HOA Not Responsible for Injuries to Pedestrian/Visitor Who Had to Park Across the Street

In a recent case, (Issakhani v. Shadow Glen Homeowners Assn. (Apr. 30, 2021, No. B301746) ___Cal.App.5th___ [2021 Cal. App. LEXIS 369, at *1].), the plaintiff was struck by a car while jaywalking across a five-lane highway at night.  The plaintiff sued the owner of the condominium complex she was trying to visit for negligence and premises liability for having too few onsite parking spaces for guests.

The trial court granted summary judgment to the owner on the grounds that it owed plaintiff no duty under the common law or under a city ordinance that rezoned the complex’s specific parcel for multifamily dwellings and conditioned that rezoning on providing a specific number of guest parking spaces.

The plaintiff appealed.

The Court of Appeal affirmed the judgment. Summary judgment in favor of the owner was appropriate because the owner owed plaintiff no duty of care as a matter of law.

The court concluded that a landowner’s common law duty of care does not encompass a duty to provide onsite parking for invitees in order to protect them from traffic accidents occurring off site as they travel to the premises.

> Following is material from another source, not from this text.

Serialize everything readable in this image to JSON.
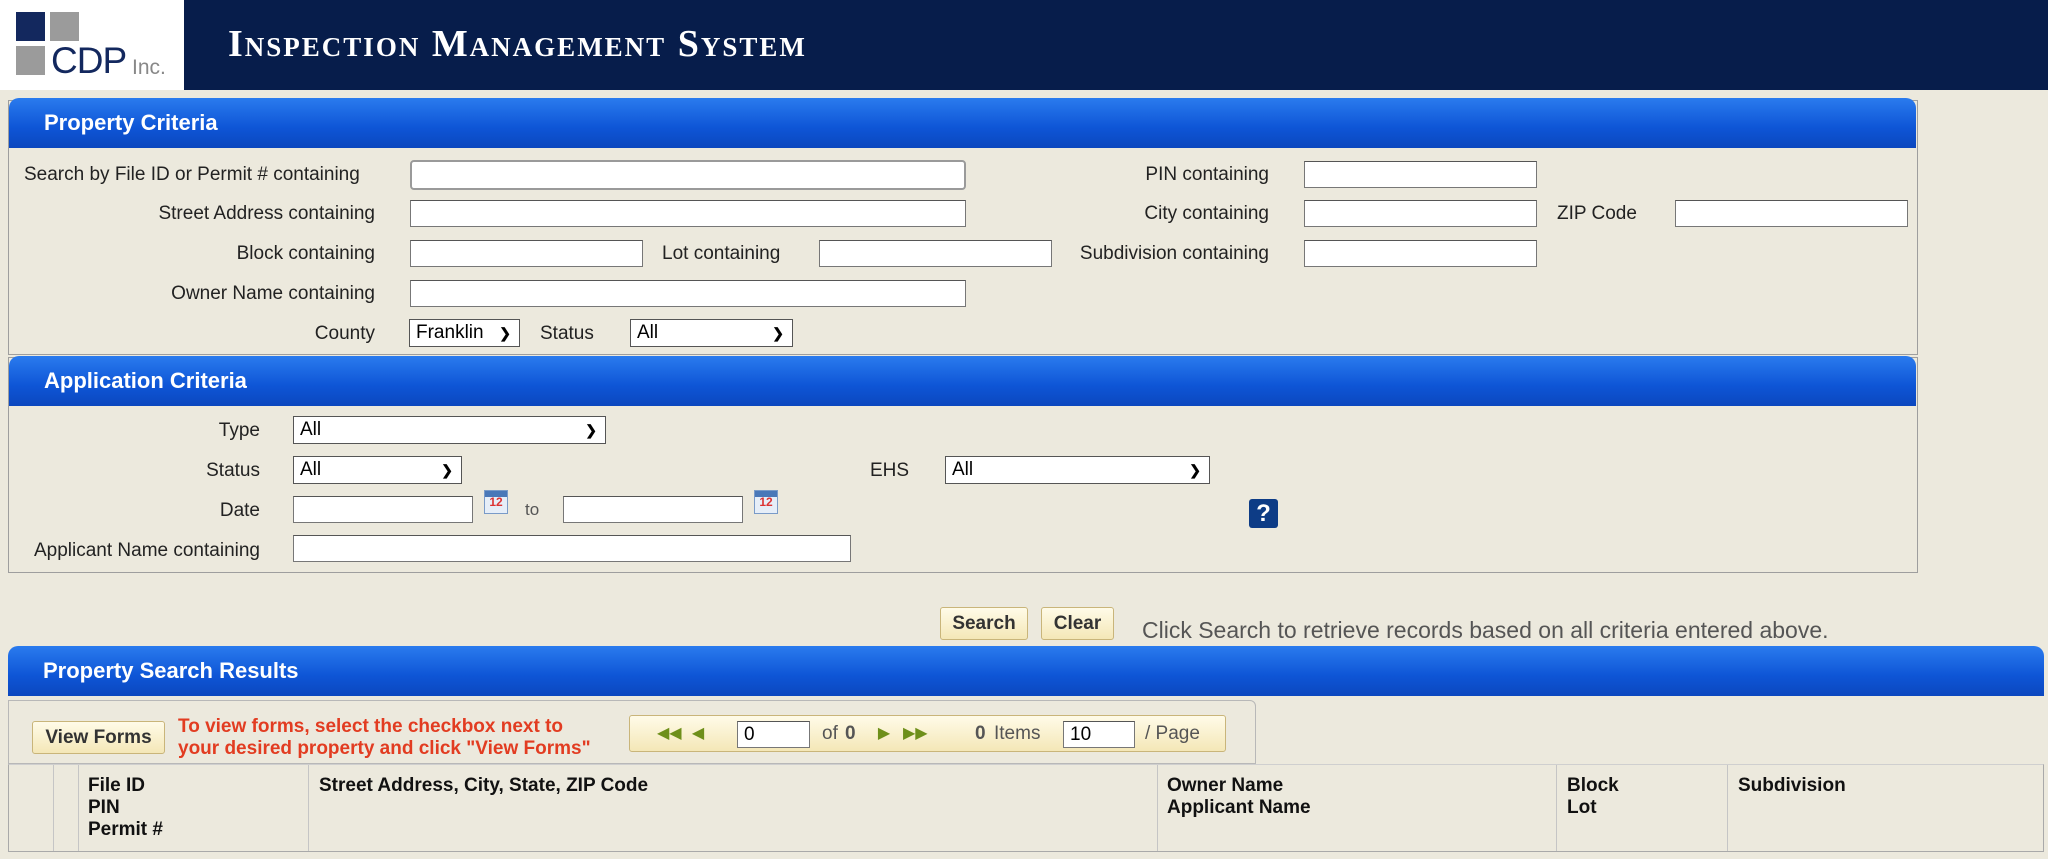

Because the city ordinance requiring the owner to provide a specific number of guest parking spaces embodied no general public policy, it could not be used as a fulcrum to create a duty of care.

The court rejected as meritless plaintiff’s argument that the owner engaged in active misfeasance because it reduced the number of available guest parking spaces from 34 to 6. There was no evidence that plaintiff was less careful in crossing the road because the complex had fewer onsite parking spaces than required by the ordinance.